Em 10 de agosto de 2026, a conta oficial de táxis robóticos da Tesla (@robotaxi) publicou duas fotos, exibindo pela primeira vez um Cybercab em produção — com antena satelital Starlink de perfil baixo integrada ao teto. O veículo tem acabamento dourado e está estacionado na Gigafactory do Texas, ao fundo bandeiras dos Estados Unidos e do estado do Texas.
Uma das imagens mostra o veículo sob três ângulos frontais, destacando seu design geral e as portas abertas; a outra é uma vista traseira, que evidencia claramente a antena Starlink embutida no teto e a inscrição 'Cybercab' na traseira. A legenda contém apenas uma frase: 'Primeiro Cybercab com @Starlink integrado.' Não há menção a parâmetros técnicos, cronograma de implantação ou descrição funcional específica.

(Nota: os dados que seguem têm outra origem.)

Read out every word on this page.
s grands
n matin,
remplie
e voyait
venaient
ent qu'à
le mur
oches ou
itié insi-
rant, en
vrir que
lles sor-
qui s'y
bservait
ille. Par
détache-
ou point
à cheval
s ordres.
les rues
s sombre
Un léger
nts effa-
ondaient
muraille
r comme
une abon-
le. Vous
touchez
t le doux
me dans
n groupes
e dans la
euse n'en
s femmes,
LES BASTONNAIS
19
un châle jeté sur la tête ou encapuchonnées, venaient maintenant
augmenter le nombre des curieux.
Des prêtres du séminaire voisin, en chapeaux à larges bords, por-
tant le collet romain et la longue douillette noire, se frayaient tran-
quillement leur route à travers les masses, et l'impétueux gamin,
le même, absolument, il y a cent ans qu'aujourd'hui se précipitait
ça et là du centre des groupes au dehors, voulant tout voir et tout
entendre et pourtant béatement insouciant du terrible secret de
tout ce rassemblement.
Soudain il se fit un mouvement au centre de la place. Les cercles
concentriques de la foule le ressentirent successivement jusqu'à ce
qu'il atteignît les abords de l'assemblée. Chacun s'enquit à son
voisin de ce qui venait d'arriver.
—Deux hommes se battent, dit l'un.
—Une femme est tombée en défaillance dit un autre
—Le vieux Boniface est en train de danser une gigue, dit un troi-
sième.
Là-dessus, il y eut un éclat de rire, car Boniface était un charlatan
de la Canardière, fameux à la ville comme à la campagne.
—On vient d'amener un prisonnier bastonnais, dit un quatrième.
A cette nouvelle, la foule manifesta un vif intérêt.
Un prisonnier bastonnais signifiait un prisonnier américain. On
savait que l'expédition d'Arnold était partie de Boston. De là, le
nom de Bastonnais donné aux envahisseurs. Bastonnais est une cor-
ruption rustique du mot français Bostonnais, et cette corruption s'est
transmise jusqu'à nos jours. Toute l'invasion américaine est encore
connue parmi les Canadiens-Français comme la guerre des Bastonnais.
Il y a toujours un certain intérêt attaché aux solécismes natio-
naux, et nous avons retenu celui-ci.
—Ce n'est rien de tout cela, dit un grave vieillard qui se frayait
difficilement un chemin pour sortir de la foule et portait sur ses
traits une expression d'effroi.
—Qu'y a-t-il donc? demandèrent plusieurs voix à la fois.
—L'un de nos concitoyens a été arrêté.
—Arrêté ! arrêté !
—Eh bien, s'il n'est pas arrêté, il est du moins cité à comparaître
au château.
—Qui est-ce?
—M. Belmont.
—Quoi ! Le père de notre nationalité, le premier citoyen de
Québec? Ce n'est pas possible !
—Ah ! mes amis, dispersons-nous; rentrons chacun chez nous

Esta divulgação confirma, na prática, o anúncio conjunto feito em julho de 2026 entre Tesla e Starlink sobre a 'integração direta da internet por satélite no Cybercab'. Na ocasião, apenas renderizações em corte foram divulgadas; agora, trata-se do primeiro veículo em série equipado com hardware real.
No entanto, persiste uma questão crucial sem resposta: o Cybercab depende do chip de IA4 embarcado para operação totalmente autônoma, sem necessidade de conexão em tempo real com redes; atualmente, seu serviço de táxi robótico opera apenas em áreas urbanas densas como Austin, Houston, Dallas e Miami — regiões já bem cobertas por redes celulares, tornando o uso de comunicação via satélite altamente redundante.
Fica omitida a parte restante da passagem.